Mixed emotions are often found in the audience during the regulatory panel at any Bitcoin conference. While it’s important for individuals involved in the industry to be practical when it comes to regulation, the reality is that a large chunk of individuals involved in Bitcoin don’t want to be regulated at all.
Many Bitcoin startups have complained about the regulations that have already impacted the industry in various jurisdictions around the world, and New York’s BitLicense may be the best example of regulatory action that has not been well received by the digital currency community.
At the recent Blockchain Agenda Conference in San Diego, the panel on Bitcoin regulation made it clear that startups in this space need to get all of their ducks in a row before implementing a business plan in this highly-regulated industry.
Do Things Right from the Start
One of the key points that all panel members continually hit throughout the discussion on Bitcoin regulation is that startups need to do things right from the start, as to not give regulators a chance to shut down their businesses. Although many of the largest Bitcoin companies of today have decided to go the extra mile when it comes to compliance, this was definitely not the case in the early days of the industry.
Brian Klein, who provides legal counsel to a variety of Bitcoin and blockchain companies, discussed the point that startups need to be compliant with regulations early on in their existence during the panel discussion. He explained:
“I think very early on it’s important to consult with an attorney about your business model. Explain the business model to the attorney . . . This is an incredibly regulated space . . . It’s really important that you do the right thing from the get-go.”
Even the Smallest Bitcoin Startups Can Be Shut Down
Regulatory action against Bitcoin companies is also not theoretical. Although Silk Road and Mt. Gox seem to get most of the Bitcoin-related attention in the media, there are also small startups that have been crushed by regulation. Jason Seibert, who defended Trendon Shavers in the infamous case of Bitcoin Savings and Trust, described one such example during the regulation panel at Blockchain Agenda San Diego: Sand Hill Exchange.
Sand Hill Exchange is a fantasy stock market of sorts that allows users to compete with each other on their ability to pick winning startups before they go public. This was not necessarily a company built on top of the Bitcoin blockchain, but the startup did allow users to bet real money on startups via the digital currency. This addition of real money to the equation essentially turned the website into a pre-IPO stock exchange.

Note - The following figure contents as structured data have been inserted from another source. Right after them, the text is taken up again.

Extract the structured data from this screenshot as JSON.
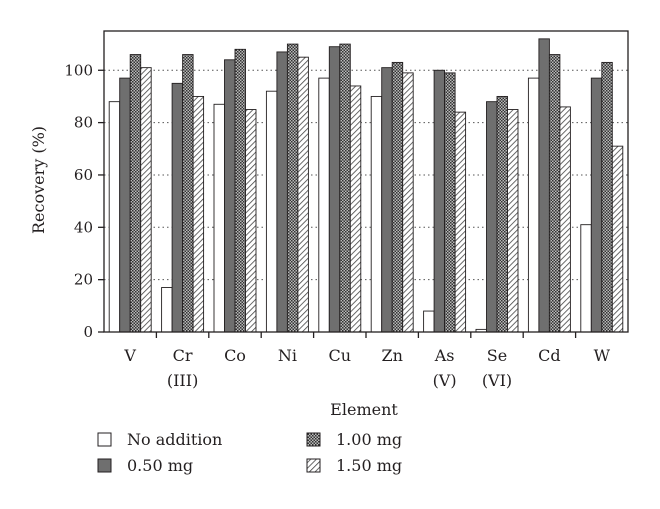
{
  "chart_data": {
    "type": "bar",
    "xlabel": "Element",
    "ylabel": "Recovery (%)",
    "ylim": [
      0,
      115
    ],
    "yticks": [
      0,
      20,
      40,
      60,
      80,
      100
    ],
    "grid": "horizontal dotted",
    "legend_position": "bottom",
    "categories": [
      [
        "V"
      ],
      [
        "Cr",
        "(III)"
      ],
      [
        "Co"
      ],
      [
        "Ni"
      ],
      [
        "Cu"
      ],
      [
        "Zn"
      ],
      [
        "As",
        "(V)"
      ],
      [
        "Se",
        "(VI)"
      ],
      [
        "Cd"
      ],
      [
        "W"
      ]
    ],
    "series": [
      {
        "name": "No addition",
        "pattern": "white",
        "values": [
          88,
          17,
          87,
          92,
          97,
          90,
          8,
          1,
          97,
          41
        ]
      },
      {
        "name": "0.50 mg",
        "pattern": "gray",
        "values": [
          97,
          95,
          104,
          107,
          109,
          101,
          100,
          88,
          112,
          97
        ]
      },
      {
        "name": "1.00 mg",
        "pattern": "crosshatch",
        "values": [
          106,
          106,
          108,
          110,
          110,
          103,
          99,
          90,
          106,
          103
        ]
      },
      {
        "name": "1.50 mg",
        "pattern": "diagonal",
        "values": [
          101,
          90,
          85,
          105,
          94,
          99,
          84,
          85,
          86,
          71
        ]
      }
    ]
  }
}
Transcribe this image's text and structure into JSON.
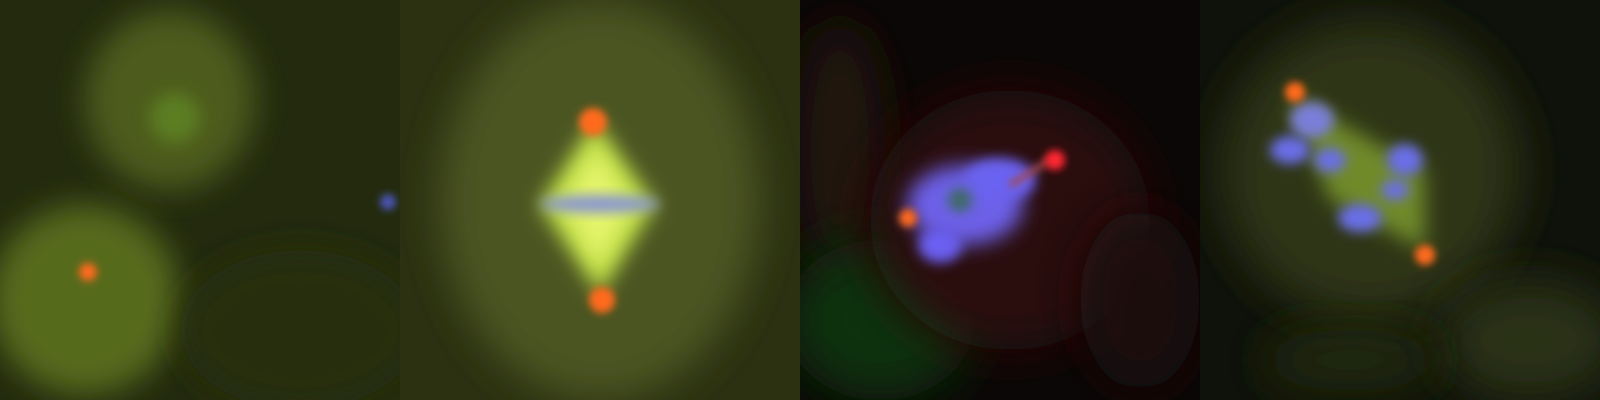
{
  "figure": {
    "panels": [
      {
        "id": "panel-1",
        "stage": "interphase-cells",
        "background": "#232a0e"
      },
      {
        "id": "panel-2",
        "stage": "metaphase-spindle",
        "background": "#2b3111"
      },
      {
        "id": "panel-3",
        "stage": "prometaphase-chromosomes",
        "background": "#0b0706"
      },
      {
        "id": "panel-4",
        "stage": "disorganized-spindle",
        "background": "#0f120a"
      }
    ],
    "channels": {
      "dna": "#6b63ff",
      "microtubules": "#b6e83a",
      "centrosome": "#ff4a2a",
      "cytoplasm": "#6c7a20"
    }
  }
}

Seibert described the brilliance behind Sand Hill Exchange during the panel discussion:
”It’s a brilliant idea. You had a PhD; you had a master’s degree from MIT. These were smart people that went from the basement in their pajamas to live and running in mere hours, and that’s the entrepreneurial spirit — that’s a good spirit to have.”
Having said that, the SEC shut down the website for running an unauthorized exchange. At the time of receiving a cease-and-desist letter from the SEC, only $5,400 had been raised by the site. Seibert then discussed his reasoning for bringing up the story of Sand Hill Exchange:
”The point I want to make [with that story] is it doesn’t matter what the dollar amount is. It doesn’t matter if you just think, ‘Well, I’m small or it’s still too early. They’ll never know I’m here.’ . . . Within two days of a Financial Times blogger blogging about this pre-IPO program that had just been released, they got a cease and desist letter from the SEC.”
Sand Hill Exchange were fined $20,000 by the SEC, and they are also banned from ever selling securities.
Slow Down and Hire a Consultant
Although it may not be a surprise to hear a panel of attorneys and legal experts claim that more Bitcoin startups should pay for legal counsel early on in the development of their business plans, it’s clear that many entrepreneurs have been burned in the past for not prioritizing regulatory compliance.
Before moving onto another topic of discussion, Jason Seibert offered some final words of advice for any future startup founders in the audience:
“If you just take a moment to slow down and, as Brian [Klein] said, talk with an attorney or some consultant right from the beginning, you can maybe get a path or a direction on how you can leverage your product the right way without being barred from entering the product into the market in the future.”